I graduated the R/I Academy as the near the top of my class, spoke at the graduation ceremony in place of the class officers, and have gone on to additional academic achievement in an auxiliary class, as well. Needless to say, I give every opportunity 100% and nothing less. 

I have since spoken to an Army recruiter and learned that i have a VERY good shot at obtaining a waiver. I obviously know that the word of a recruiter is one to be taken cautiously. After all, they have a job to do. But if by some chance I can enter the service would it make that big of a difference? Are departments mandated by state law to consider each applicant as they rank on the civil service exam? Are there any exceptions which allow a department to skip individuals to get to another?
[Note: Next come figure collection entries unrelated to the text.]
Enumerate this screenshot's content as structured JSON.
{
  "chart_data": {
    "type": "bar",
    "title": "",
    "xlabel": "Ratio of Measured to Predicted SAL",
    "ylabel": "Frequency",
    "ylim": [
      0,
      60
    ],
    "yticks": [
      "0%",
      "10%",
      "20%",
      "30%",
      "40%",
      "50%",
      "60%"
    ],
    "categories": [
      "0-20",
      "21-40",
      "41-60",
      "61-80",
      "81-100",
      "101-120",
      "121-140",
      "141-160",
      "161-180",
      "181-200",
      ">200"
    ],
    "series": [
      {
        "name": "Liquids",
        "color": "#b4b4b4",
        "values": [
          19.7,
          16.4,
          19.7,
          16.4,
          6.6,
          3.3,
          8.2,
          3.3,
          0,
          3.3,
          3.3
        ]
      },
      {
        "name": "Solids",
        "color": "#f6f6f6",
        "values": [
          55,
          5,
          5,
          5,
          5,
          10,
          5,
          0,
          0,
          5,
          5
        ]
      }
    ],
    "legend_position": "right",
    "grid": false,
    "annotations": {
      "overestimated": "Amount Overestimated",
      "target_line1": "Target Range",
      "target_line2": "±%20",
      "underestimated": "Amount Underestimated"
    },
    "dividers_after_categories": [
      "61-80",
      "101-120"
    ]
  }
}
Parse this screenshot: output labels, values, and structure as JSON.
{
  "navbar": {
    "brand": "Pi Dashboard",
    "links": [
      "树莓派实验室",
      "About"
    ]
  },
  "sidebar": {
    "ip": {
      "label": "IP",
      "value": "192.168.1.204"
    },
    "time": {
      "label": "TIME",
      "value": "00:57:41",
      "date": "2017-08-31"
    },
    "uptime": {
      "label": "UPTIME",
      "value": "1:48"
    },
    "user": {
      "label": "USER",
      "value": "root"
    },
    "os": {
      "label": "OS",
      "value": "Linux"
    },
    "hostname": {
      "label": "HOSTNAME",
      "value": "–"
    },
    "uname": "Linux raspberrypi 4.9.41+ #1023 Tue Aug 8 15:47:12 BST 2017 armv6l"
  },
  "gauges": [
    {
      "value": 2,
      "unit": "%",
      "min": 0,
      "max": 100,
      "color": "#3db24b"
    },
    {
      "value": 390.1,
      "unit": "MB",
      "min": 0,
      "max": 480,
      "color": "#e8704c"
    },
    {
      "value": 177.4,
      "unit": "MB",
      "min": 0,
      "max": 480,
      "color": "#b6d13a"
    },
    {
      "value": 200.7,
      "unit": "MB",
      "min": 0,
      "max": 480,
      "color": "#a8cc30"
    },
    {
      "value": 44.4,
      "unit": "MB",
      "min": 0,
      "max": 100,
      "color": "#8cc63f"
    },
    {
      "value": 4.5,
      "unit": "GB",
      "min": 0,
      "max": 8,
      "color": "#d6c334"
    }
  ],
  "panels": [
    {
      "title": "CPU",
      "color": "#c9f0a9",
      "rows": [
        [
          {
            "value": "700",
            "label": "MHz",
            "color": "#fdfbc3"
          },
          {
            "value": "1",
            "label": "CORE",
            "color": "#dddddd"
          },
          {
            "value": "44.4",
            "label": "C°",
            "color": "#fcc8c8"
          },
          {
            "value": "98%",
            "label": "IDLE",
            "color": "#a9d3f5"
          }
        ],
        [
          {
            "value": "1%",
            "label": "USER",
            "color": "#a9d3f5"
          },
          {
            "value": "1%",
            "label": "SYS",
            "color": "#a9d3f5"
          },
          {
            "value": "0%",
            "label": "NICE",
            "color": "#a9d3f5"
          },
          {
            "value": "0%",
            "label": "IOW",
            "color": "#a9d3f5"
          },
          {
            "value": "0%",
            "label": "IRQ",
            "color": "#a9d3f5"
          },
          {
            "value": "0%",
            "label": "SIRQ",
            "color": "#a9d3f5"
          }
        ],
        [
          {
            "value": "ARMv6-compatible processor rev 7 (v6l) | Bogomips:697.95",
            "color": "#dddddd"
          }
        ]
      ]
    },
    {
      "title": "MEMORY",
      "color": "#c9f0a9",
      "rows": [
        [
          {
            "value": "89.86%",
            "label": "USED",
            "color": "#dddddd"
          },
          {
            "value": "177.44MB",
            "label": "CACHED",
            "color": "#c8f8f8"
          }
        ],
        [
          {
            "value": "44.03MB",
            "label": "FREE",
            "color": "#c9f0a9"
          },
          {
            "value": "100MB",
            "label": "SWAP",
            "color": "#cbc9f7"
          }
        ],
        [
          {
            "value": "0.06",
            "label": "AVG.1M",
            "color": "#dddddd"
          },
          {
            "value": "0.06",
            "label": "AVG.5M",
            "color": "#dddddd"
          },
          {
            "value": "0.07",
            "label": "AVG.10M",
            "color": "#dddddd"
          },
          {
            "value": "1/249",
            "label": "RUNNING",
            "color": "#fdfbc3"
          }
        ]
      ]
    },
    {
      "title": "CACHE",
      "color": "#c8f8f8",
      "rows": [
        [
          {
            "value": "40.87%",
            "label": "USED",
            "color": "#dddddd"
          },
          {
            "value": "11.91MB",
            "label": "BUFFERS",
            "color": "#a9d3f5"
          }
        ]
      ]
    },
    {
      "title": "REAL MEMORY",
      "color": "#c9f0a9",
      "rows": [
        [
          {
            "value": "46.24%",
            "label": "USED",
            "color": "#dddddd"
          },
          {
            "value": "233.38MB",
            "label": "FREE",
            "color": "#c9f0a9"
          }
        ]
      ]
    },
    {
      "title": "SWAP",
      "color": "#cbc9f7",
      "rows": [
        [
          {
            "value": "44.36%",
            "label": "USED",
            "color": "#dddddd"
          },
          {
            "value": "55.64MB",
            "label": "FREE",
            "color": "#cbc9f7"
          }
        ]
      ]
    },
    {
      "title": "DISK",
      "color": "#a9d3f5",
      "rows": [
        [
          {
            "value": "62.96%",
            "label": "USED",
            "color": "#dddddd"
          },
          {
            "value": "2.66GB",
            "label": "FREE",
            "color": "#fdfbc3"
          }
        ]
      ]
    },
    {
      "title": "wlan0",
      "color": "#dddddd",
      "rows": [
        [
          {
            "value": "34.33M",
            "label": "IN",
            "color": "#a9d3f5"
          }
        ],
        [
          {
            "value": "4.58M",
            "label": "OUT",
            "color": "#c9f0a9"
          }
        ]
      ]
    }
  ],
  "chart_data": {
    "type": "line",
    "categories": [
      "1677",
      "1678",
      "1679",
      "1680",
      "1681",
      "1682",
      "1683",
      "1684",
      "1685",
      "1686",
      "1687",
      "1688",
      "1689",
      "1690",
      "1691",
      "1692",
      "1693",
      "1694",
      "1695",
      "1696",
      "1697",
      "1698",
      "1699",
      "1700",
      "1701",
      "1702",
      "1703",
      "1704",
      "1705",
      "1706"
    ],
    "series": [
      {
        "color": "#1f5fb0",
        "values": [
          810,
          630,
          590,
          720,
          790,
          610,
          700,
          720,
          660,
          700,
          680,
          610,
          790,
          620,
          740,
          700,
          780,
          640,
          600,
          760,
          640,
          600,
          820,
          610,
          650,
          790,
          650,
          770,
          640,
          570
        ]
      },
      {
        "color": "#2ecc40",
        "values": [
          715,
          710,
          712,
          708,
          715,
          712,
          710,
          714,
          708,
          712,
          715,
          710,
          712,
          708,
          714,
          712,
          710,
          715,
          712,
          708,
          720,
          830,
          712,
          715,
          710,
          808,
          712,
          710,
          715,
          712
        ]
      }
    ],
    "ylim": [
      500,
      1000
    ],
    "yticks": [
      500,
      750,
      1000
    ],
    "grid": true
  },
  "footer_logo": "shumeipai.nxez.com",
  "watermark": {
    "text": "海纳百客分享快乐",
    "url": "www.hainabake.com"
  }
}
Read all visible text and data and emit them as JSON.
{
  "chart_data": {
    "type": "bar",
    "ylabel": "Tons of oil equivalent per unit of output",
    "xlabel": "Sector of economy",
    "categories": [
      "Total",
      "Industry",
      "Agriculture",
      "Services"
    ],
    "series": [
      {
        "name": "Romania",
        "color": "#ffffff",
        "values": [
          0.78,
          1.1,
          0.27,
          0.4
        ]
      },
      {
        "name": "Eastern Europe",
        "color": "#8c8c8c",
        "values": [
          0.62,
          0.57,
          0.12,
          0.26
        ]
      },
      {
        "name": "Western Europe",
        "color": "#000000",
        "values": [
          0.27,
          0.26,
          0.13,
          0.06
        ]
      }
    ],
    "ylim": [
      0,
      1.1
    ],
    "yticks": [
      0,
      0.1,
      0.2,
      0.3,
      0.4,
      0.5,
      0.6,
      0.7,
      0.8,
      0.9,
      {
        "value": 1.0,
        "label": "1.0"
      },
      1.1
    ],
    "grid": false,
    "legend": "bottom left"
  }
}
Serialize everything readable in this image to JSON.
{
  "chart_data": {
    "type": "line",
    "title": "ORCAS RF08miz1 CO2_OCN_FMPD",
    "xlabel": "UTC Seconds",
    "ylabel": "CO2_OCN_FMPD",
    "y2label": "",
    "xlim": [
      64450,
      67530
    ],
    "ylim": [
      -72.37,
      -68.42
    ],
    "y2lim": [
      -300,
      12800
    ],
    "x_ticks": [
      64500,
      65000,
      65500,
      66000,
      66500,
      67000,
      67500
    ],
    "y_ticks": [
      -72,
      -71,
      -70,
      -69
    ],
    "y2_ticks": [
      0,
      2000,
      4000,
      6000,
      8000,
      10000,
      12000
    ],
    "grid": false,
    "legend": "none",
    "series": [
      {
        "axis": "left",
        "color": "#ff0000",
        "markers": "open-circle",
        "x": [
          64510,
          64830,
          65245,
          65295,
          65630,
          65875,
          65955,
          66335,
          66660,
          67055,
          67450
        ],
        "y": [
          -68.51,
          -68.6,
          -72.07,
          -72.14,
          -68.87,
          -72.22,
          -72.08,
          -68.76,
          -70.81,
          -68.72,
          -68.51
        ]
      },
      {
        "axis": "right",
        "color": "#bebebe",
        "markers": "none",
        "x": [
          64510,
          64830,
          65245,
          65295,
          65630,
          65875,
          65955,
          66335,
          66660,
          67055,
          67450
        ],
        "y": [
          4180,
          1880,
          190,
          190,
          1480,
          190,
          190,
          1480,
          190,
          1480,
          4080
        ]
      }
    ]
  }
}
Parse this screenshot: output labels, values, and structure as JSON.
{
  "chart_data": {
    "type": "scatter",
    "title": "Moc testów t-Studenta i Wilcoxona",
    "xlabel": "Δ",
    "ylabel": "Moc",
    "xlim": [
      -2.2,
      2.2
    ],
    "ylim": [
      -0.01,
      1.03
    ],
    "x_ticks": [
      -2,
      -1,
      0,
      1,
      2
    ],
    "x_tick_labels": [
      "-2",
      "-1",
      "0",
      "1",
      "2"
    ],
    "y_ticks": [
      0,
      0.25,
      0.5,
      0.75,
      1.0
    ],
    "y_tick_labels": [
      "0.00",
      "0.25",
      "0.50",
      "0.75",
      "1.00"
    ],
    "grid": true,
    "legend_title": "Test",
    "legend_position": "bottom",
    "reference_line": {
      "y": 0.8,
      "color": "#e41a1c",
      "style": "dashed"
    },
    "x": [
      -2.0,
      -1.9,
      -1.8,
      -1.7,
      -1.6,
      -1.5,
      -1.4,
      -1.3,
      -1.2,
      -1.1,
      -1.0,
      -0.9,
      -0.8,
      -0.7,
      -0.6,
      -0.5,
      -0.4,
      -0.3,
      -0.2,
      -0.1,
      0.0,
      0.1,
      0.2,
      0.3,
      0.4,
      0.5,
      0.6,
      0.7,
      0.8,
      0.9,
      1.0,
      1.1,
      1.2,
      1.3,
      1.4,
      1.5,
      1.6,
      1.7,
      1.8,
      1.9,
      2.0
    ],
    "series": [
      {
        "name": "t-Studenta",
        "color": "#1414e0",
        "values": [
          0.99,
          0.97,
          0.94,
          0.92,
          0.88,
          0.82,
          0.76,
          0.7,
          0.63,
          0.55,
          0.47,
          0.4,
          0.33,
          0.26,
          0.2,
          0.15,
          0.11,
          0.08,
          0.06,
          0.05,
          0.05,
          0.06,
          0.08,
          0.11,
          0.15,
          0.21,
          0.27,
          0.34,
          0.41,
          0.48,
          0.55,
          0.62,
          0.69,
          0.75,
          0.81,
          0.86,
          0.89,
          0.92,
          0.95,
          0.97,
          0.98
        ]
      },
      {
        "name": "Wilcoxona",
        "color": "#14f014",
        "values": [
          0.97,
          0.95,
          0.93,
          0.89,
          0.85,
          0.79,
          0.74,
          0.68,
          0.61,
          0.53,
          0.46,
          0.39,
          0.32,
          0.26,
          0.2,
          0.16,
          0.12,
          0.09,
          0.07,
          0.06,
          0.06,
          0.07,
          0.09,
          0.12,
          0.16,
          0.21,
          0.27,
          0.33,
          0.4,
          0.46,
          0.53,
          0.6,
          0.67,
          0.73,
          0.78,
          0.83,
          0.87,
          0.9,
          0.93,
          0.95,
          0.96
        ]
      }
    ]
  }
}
Thank you for your time Lieutenant. I appreciate it.


----------



## SargeLorenzo (Jan 21, 2007)

I'm a recently retired Soldier and the idea of you enlisting strictly to gain vet status pisses me off. You heart needs to be in it. You need to be willing to make some serious sacrifices for the good of your country, not for personal advancement. Also, what happens when a second deployment comes up, are you going to come up with a million sorry excuses why you can't go again because "you already got what you wanted out of it"? Military leaders have their hands full as it is and don't need one more troop like you.


----------



## pahapoika (Nov 5, 2006)

vets are now considered "par-10"

so yes, you will be placed on the civil service list above "non-vets".

this next generation of LE will have allot of war veterans.

should you decide to join the military and come home to be an officer you will be in the good company of your fellow veterans.


----------



## Guest (Nov 4, 2011)

I wasn't going to respond until I saw your save with the mention of wanting to join the military anyway, so here goes;

Join a National Guard MP unit. Besides looking good on the resume, you're pretty much guaranteed of being deployed and getting veteran's status. I gave this advice to someone who now works with me, and that's how he got on.

Just keep in mind....it isn't laser tag they're playing in Iraq and Afghanistan.


----------



## SinePari (Aug 15, 2004)

If you enlist you won't stay in MA very long, defeating your desire not to leave. You sound like a smart kid (for the interweb, of course), but you've always wanted to be a cop, not a soldier. Don't enlist, you'd waste everyone's time.


----------



## 263FPD (Oct 29, 2004)

Join because you love your nation. All else is secondary.


----------



## tms1989 (Oct 24, 2006)

+1 to all preceding posts. Join the MILITARY because you want to be in the MILITARY, otherwise your going to be a drag on everyone arounds you (Speaking from experience)


----------



## k12kop (May 24, 2005)

+2 Once you take the oath of enlistment, that branch of the military is your life.
Half stepping it wil not be tolerated by your fellow service members.


----------



## LGriffin (Apr 2, 2009)

Given your stated passion for the military, may I ask how you did on the ASVAB?


----------



## 263FPD (Oct 29, 2004)

LGriffin said:


> Given your stated passion for the military, may I ask how you did on the ASVAB?


ASS what??? lol. Just kidding.


----------